Walking back to the hotel I lose my way and end up in the catacombs of the hotel where the cooks are cooking, in the steaming hot kitchen

and where the ladies run around with fresh cotton sheets for the beds. My Chinese is still not good enough, but I have a good time with the personnel who are so kind to bring me back to the elevator area. Back in my room I call Pieter. Oooh, how could I have left alone my husband I ask myself? And how are my friends doing? I’d better go eat in order not to think about it. I am not Chinese: do I get the food I ask for? - again I am being served an amount of rice for three persons and an amount of Broccoli for five. I miss Wai Lan doing the orders for me, and the group under which wings to hide while all the new information slowly fixes itself in my brain.
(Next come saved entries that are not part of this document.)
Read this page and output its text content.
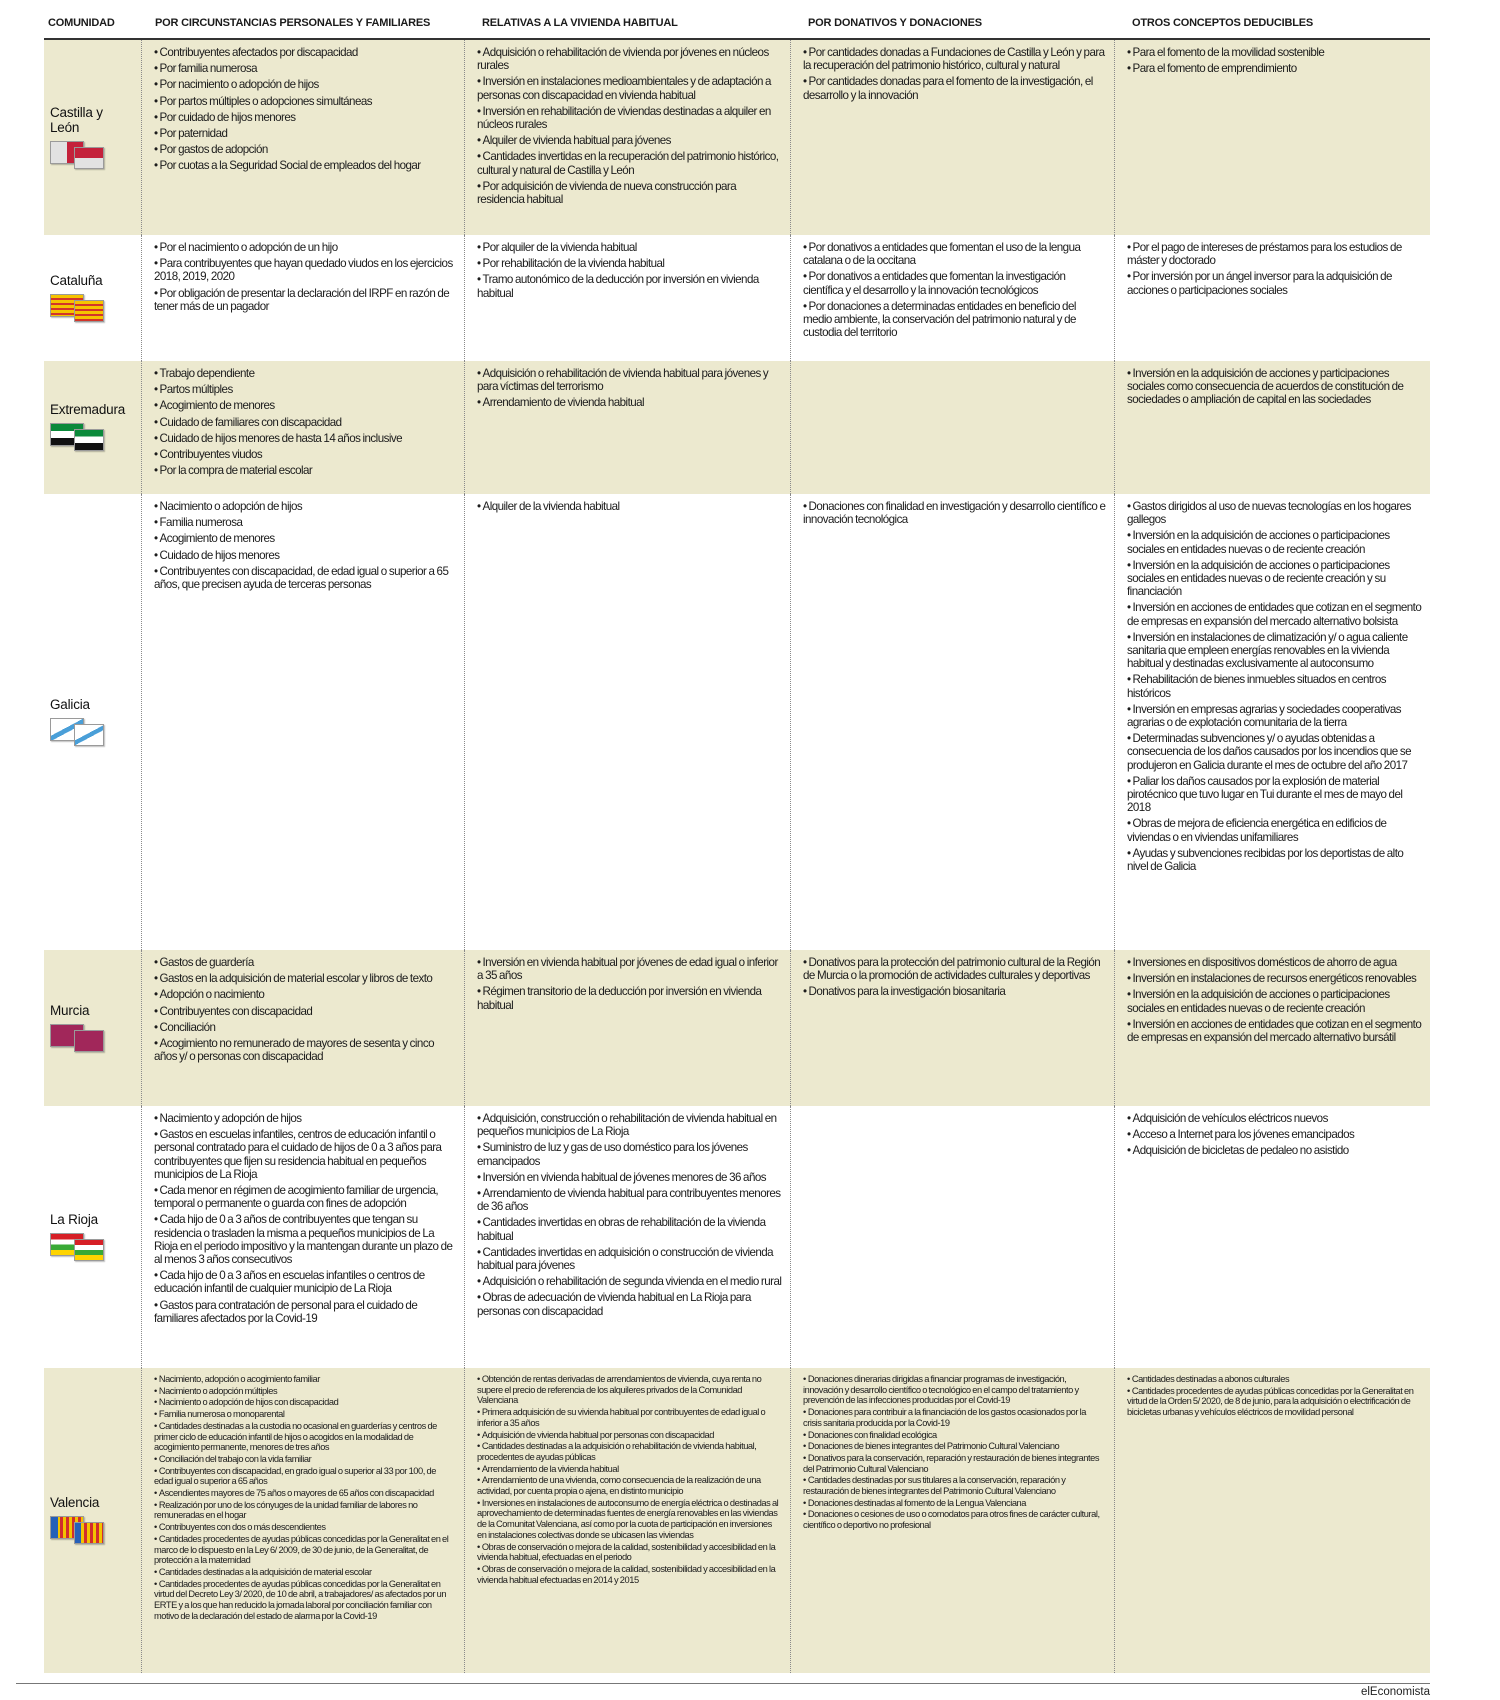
COMUNIDAD	POR CIRCUNSTANCIAS PERSONALES Y FAMILIARES	RELATIVAS A LA VIVIENDA HABITUAL	POR DONATIVOS Y DONACIONES	OTROS CONCEPTOS DEDUCIBLES
Castilla y León
• Contribuyentes afectados por discapacidad
• Por familia numerosa
• Por nacimiento o adopción de hijos
• Por partos múltiples o adopciones simultáneas
• Por cuidado de hijos menores
• Por paternidad
• Por gastos de adopción
• Por cuotas a la Seguridad Social de empleados del hogar
• Adquisición o rehabilitación de vivienda por jóvenes en núcleos rurales
• Inversión en instalaciones medioambientales y de adaptación a personas con discapacidad en vivienda habitual
• Inversión en rehabilitación de viviendas destinadas a alquiler en núcleos rurales
• Alquiler de vivienda habitual para jóvenes
• Cantidades invertidas en la recuperación del patrimonio histórico, cultural y natural de Castilla y León
• Por adquisición de vivienda de nueva construcción para residencia habitual
• Por cantidades donadas a Fundaciones de Castilla y León y para la recuperación del patrimonio histórico, cultural y natural
• Por cantidades donadas para el fomento de la investigación, el desarrollo y la innovación
• Para el fomento de la movilidad sostenible
• Para el fomento de emprendimiento
Cataluña
• Por el nacimiento o adopción de un hijo
• Para contribuyentes que hayan quedado viudos en los ejercicios 2018, 2019, 2020
• Por obligación de presentar la declaración del IRPF en razón de tener más de un pagador
• Por alquiler de la vivienda habitual
• Por rehabilitación de la vivienda habitual
• Tramo autonómico de la deducción por inversión en vivienda habitual
• Por donativos a entidades que fomentan el uso de la lengua catalana o de la occitana
• Por donativos a entidades que fomentan la investigación científica y el desarrollo y la innovación tecnológicos
• Por donaciones a determinadas entidades en beneficio del medio ambiente, la conservación del patrimonio natural y de custodia del territorio
• Por el pago de intereses de préstamos para los estudios de máster y doctorado
• Por inversión por un ángel inversor para la adquisición de acciones o participaciones sociales
Extremadura
• Trabajo dependiente
• Partos múltiples
• Acogimiento de menores
• Cuidado de familiares con discapacidad
• Cuidado de hijos menores de hasta 14 años inclusive
• Contribuyentes viudos
• Por la compra de material escolar
• Adquisición o rehabilitación de vivienda habitual para jóvenes y para víctimas del terrorismo
• Arrendamiento de vivienda habitual
• Inversión en la adquisición de acciones y participaciones sociales como consecuencia de acuerdos de constitución de sociedades o ampliación de capital en las sociedades
Galicia
• Nacimiento o adopción de hijos
• Familia numerosa
• Acogimiento de menores
• Cuidado de hijos menores
• Contribuyentes con discapacidad, de edad igual o superior a 65 años, que precisen ayuda de terceras personas
• Alquiler de la vivienda habitual
•	Donaciones con finalidad en investigación y desarrollo científico e innovación tecnológica
• Gastos dirigidos al uso de nuevas tecnologías en los hogares gallegos
• Inversión en la adquisición de acciones o participaciones sociales en entidades nuevas o de reciente creación
• Inversión en la adquisición de acciones o participaciones sociales en entidades nuevas o de reciente creación y su financiación
• Inversión en acciones de entidades que cotizan en el segmento de empresas en expansión del mercado alternativo bolsista
• Inversión en instalaciones de climatización y/ o agua caliente sanitaria que empleen energías renovables en la vivienda habitual y destinadas exclusivamente al autoconsumo
• Rehabilitación de bienes inmuebles situados en centros históricos
• Inversión en empresas agrarias y sociedades cooperativas agrarias o de explotación comunitaria de la tierra
• Determinadas subvenciones y/ o ayudas obtenidas a consecuencia de los daños causados por los incendios que se produjeron en Galicia durante el mes de octubre del año 2017
• Paliar los daños causados por la explosión de material pirotécnico que tuvo lugar en Tui durante el mes de mayo del 2018
• Obras de mejora de eficiencia energética en edificios de viviendas o en viviendas unifamiliares
• Ayudas y subvenciones recibidas por los deportistas de alto nivel de Galicia
Murcia
• Gastos de guardería
• Gastos en la adquisición de material escolar y libros de texto
• Adopción o nacimiento
• Contribuyentes con discapacidad
• Conciliación
• Acogimiento no remunerado de mayores de sesenta y cinco años y/ o personas con discapacidad
• Inversión en vivienda habitual por jóvenes de edad igual o inferior a 35 años
• Régimen transitorio de la deducción por inversión en vivienda habitual
• Donativos para la protección del patrimonio cultural de la Región de Murcia o la promoción de actividades culturales y deportivas
• Donativos para la investigación biosanitaria
• Inversiones en dispositivos domésticos de ahorro de agua
• Inversión en instalaciones de recursos energéticos renovables
• Inversión en la adquisición de acciones o participaciones sociales en entidades nuevas o de reciente creación
• Inversión en acciones de entidades que cotizan en el segmento de empresas en expansión del mercado alternativo bursátil
La Rioja
• Nacimiento y adopción de hijos
• Gastos en escuelas infantiles, centros de educación infantil o personal contratado para el cuidado de hijos de 0 a 3 años para contribuyentes que fijen su residencia habitual en pequeños municipios de La Rioja
• Cada menor en régimen de acogimiento familiar de urgencia, temporal o permanente o guarda con fines de adopción
• Cada hijo de 0 a 3 años de contribuyentes que tengan su residencia o trasladen la misma a pequeños municipios de La Rioja en el periodo impositivo y la mantengan durante un plazo de al menos 3 años consecutivos
• Cada hijo de 0 a 3 años en escuelas infantiles o centros de educación infantil de cualquier municipio de La Rioja
• Gastos para contratación de personal para el cuidado de familiares afectados por la Covid-19
• Adquisición, construcción o rehabilitación de vivienda habitual en pequeños municipios de La Rioja
• Suministro de luz y gas de uso doméstico para los jóvenes emancipados
• Inversión en vivienda habitual de jóvenes menores de 36 años
• Arrendamiento de vivienda habitual para contribuyentes menores de 36 años
• Cantidades invertidas en obras de rehabilitación de la vivienda habitual
• Cantidades invertidas en adquisición o construcción de vivienda habitual para jóvenes
• Adquisición o rehabilitación de segunda vivienda en el medio rural
• Obras de adecuación de vivienda habitual en La Rioja para personas con discapacidad
• Adquisición de vehículos eléctricos nuevos
• Acceso a Internet para los jóvenes emancipados
• Adquisición de bicicletas de pedaleo no asistido
Valencia
• Nacimiento, adopción o acogimiento familiar
• Nacimiento o adopción múltiples
• Nacimiento o adopción de hijos con discapacidad
• Familia numerosa o monoparental
• Cantidades destinadas a la custodia no ocasional en guarderías y centros de primer ciclo de educación infantil de hijos o acogidos en la modalidad de acogimiento permanente, menores de tres años
• Conciliación del trabajo con la vida familiar
• Contribuyentes con discapacidad, en grado igual o superior al 33 por 100, de edad igual o superior a 65 años
• Ascendientes mayores de 75 años o mayores de 65 años con discapacidad
• Realización por uno de los cónyuges de la unidad familiar de labores no remuneradas en el hogar
• Contribuyentes con dos o más descendientes
• Cantidades procedentes de ayudas públicas concedidas por la Generalitat en el marco de lo dispuesto en la Ley 6/ 2009, de 30 de junio, de la Generalitat, de protección a la maternidad
• Cantidades destinadas a la adquisición de material escolar
• Cantidades procedentes de ayudas públicas concedidas por la Generalitat en virtud del Decreto Ley 3/ 2020, de 10 de abril, a trabajadores/ as afectados por un ERTE y a los que han reducido la jornada laboral por conciliación familiar con motivo de la declaración del estado de alarma por la Covid-19
• Obtención de rentas derivadas de arrendamientos de vivienda, cuya renta no supere el precio de referencia de los alquileres privados de la Comunidad Valenciana
• Primera adquisición de su vivienda habitual por contribuyentes de edad igual o inferior a 35 años
• Adquisición de vivienda habitual por personas con discapacidad
• Cantidades destinadas a la adquisición o rehabilitación de vivienda habitual, procedentes de ayudas públicas
• Arrendamiento de la vivienda habitual
• Arrendamiento de una vivienda, como consecuencia de la realización de una actividad, por cuenta propia o ajena, en distinto municipio
• Inversiones en instalaciones de autoconsumo de energía eléctrica o destinadas al aprovechamiento de determinadas fuentes de energía renovables en las viviendas de la Comunitat Valenciana, así como por la cuota de participación en inversiones en instalaciones colectivas donde se ubicasen las viviendas
• Obras de conservación o mejora de la calidad, sostenibilidad y accesibilidad en la vivienda habitual, efectuadas en el periodo
• Obras de conservación o mejora de la calidad, sostenibilidad y accesibilidad en la vivienda habitual efectuadas en 2014 y 2015
• Donaciones dinerarias dirigidas a financiar programas de investigación, innovación y desarrollo científico o tecnológico en el campo del tratamiento y prevención de las infecciones producidas por el Covid-19
• Donaciones para contribuir a la financiación de los gastos ocasionados por la crisis sanitaria producida por la Covid-19
• Donaciones con finalidad ecológica
• Donaciones de bienes integrantes del Patrimonio Cultural Valenciano
• Donativos para la conservación, reparación y restauración de bienes integrantes del Patrimonio Cultural Valenciano
• Cantidades destinadas por sus titulares a la conservación, reparación y restauración de bienes integrantes del Patrimonio Cultural Valenciano
• Donaciones destinadas al fomento de la Lengua Valenciana
• Donaciones o cesiones de uso o comodatos para otros fines de carácter cultural, científico o deportivo no profesional
• Cantidades destinadas a abonos culturales
• Cantidades procedentes de ayudas públicas concedidas por la Generalitat en virtud de la Orden 5/ 2020, de 8 de junio, para la adquisición o electrificación de bicicletas urbanas y vehículos eléctricos de movilidad personal
elEconomista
The rest of the evening I spend in my room with a watercolor paint box and a watercolor notebook: I paint a small and vague drawing; it is a copy of the drawing by Guan Shanyue in the Five Story Pagoda of Guangzhou (of which I have a picture on my phone). My smartphone supplies me sometimes with You Tube music, but that happens sparsely.
A good tea is in my teapot - such a lovely night I pass here. I phone Ting-tiang; he says all are doing OK and are back in the hotel; they had a great time. Good to hear, tomorrow another day: we will see more of Fuzhou!